Jornalista Andrade Junior

sexta-feira, 29 de maio de 2020

Ó, CÉUS!

 por Fernando Fabbrini.

FOTO ANDRADE JUNIOR
Como ousam vilipendiar nosso sagrado idioma?
Enrubescido. Indignado. Pasmo. É tarefa penosa encontrar vocábulos que definam meu estado de espirito frente aos eventos hodiernos. Eis que, reunidos em rotina laborativa no planalto central, o mandatário supremo e seus auxiliares referiram-se ao fraterno e desinteressado cenário político utilizando-se de termos reprováveis.
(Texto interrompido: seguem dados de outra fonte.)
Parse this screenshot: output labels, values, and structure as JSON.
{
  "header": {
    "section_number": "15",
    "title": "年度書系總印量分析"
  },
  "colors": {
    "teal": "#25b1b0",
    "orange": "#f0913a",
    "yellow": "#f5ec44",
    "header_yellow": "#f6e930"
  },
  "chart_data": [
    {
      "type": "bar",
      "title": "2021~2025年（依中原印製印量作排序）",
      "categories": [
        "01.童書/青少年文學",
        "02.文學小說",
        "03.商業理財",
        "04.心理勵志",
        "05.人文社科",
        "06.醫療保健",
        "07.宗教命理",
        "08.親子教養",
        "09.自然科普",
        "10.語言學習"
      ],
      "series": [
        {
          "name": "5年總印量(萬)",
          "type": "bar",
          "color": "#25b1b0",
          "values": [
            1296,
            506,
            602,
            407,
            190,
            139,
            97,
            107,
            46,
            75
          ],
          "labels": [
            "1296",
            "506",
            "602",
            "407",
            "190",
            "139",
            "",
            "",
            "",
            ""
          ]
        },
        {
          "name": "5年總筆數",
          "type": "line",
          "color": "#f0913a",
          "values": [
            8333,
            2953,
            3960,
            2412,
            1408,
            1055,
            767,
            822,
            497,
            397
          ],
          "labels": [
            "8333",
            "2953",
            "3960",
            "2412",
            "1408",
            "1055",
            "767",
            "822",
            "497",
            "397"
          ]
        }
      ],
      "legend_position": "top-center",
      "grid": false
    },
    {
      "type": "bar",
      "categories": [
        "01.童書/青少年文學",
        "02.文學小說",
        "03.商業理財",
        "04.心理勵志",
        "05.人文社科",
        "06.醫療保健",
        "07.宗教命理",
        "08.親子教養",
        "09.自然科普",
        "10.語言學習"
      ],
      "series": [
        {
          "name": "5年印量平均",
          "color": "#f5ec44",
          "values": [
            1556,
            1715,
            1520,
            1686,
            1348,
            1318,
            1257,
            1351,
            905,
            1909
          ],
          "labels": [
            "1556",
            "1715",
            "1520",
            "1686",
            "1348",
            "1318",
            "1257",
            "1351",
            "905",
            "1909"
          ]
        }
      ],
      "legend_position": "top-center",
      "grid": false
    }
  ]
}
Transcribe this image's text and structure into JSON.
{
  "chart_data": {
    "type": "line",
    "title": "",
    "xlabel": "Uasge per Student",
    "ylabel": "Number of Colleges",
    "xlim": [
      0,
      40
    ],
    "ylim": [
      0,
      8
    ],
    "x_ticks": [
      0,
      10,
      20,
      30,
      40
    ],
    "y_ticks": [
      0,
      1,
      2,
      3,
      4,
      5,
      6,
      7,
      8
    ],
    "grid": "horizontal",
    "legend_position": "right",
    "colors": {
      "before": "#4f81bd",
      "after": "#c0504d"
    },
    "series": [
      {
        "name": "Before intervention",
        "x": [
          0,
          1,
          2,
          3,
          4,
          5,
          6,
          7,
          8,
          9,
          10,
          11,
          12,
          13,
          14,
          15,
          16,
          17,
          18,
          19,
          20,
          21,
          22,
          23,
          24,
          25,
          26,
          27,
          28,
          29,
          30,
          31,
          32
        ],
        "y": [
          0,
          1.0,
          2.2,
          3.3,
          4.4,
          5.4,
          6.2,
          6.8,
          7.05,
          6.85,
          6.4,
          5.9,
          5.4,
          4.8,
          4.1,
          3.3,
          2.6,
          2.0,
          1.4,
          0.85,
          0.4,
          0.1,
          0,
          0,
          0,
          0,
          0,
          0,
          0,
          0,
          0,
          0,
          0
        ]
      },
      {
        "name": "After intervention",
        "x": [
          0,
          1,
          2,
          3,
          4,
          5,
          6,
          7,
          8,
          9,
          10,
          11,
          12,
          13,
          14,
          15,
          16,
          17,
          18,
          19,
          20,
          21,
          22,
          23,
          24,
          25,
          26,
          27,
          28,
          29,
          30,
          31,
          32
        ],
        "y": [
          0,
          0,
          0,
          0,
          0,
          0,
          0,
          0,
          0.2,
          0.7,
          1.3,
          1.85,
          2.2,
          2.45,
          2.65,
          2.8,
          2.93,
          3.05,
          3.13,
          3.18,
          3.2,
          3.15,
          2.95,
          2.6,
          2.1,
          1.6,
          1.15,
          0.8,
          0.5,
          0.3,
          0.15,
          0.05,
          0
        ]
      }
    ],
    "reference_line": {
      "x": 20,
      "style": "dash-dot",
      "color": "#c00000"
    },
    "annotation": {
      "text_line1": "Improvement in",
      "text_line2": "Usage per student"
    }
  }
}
Diria mais: a bem da verdade, foi ouvida uma catadupa de expressões chulas, extremamente impróprias à costumeira civilidade de nossa gente.
É sabido que nossa tradição latina sempre pautou-se pela austeridade, pela ponderação, pelo controle escrupuloso das emoções. Assim, inspirando-nos em modelos nórdicos, helvéticos e britânicos, zelamos para que arroubos d’alma nunca interfiram em colóquios, de modo a lesar o livre e comedido manifesto de pontos-de-vista em detrimento dos arrazoados do interlocutor. Frieza e compostura norteiam nossas atitudes.
Já nos idos de 1500, em mares bravios, comandantes lusos tratavam com exacerbada fidalguia seus subordinados. Mesmo enquanto borrascas fustigavam as valorosas naus, tais líderes emitiam ordens cavalheirescas e serenas aos marujos - indivíduos sensíveis, de educação refinada. Nas areias paradisíacas da Bahia, onde aportaram e agradeceram aos céus, a elegância era preservada a priori. Caso lhes caíssem sobre as cabeças um fruto de coqueiro ou de outra espécie de nossa exuberante biodiversidade, bem-humorados, exclamariam apenas:
- Estás a ver? A árvore malandrinha me pregou uma peça!
Mais tarde, os imigrantes souberam enriquecer nossa língua agregando excertos de seus “modus vivendi” originais. Outrossim, o decantado idioma tupiniquim ornou-se de terminologia pitoresca, qual uma aquarela multicolorida, abrilhantando-se com fragmentos de raízes germânicas, hispânicas, italianas, polacas.
Com ênfase, posso afirmar que até minha pessoa, oriunda de ancestrais da região Toscana, jamais teria ouvido de familiares um único, mísero termo de baixo calão. Digo e reafirmo: nada, sequer durante os efusivos encontros em torno da lauta mesa quando, ligeiramente alcoolizados, ítalos trocavam impressões afáveis sobre política, autoridades, agremiações futebolísticas e vizinhos. Da mesma forma, em tempo algum referiram-se a um presente ou ausente atribuindo-lhe maternidade desabonadora ou genética duvidosa. Tudo isso, enfim, foi fundamental para lapidar nossas formas de comunicação, alcançando a excelência neste cadinho de raças.
O cancioneiro popular exibe a pureza de uma vestal. Prova disto são as letras das melodias de sucesso no país que descrevem a fisiologia feminina e seus encantos naturais com extrema delicadeza e reverência. As novelas – tão estimadas pelas famílias no aconchego dos lares! – são arautos diuturnos de valores como dignidade, tolerância, honestidade e compaixão. Os temas selecionados para os mais concorridos horários televisivos são notadamente edificantes. Ouvem-se diálogos salpicados de pérolas virtuosas, indispensáveis à formação de nossos jovens e a expansão de seus vocabulários. Eventos de cunho artístico primam-se pela decência e respeito às crenças, pudores e valores íntimos dos espectadores – incluindo impúberes. Nos estádios, malgrado compreensíveis ânimos exaltados, exclamações injuriosas ao torcedor adversário ou diatribes dirigidas ao árbitro são terminantemente rejeitadas. Nas ruas e estradas, motoristas verbalizam carinhos mútuos a cada instante.
Portanto, é justa e oportuna a indignação advinda da elite intelectual e artística nacional, lídima representante do cerne da brasilidade. Contumaz zeladora das mais caras tradições, dos bons modos, da altivez, da independência e da ética, jamais bajulou poderosos de outrora para usufruir de privilégios, sinecuras, prebendas ou contrapartidas financeiras.
Destarte, num país como o Brasil - educado, cooperativo, unido, incorruptível – e onde sempre se buscou o interesse do cidadão comum pelas vias mais sublimes e civilizadas - não poderemos jamais tergiversar: falar palavrão é foda, mesmo.




 Publicado originalmente em O Tempo de Belo Horizonte e enviado pelo autor.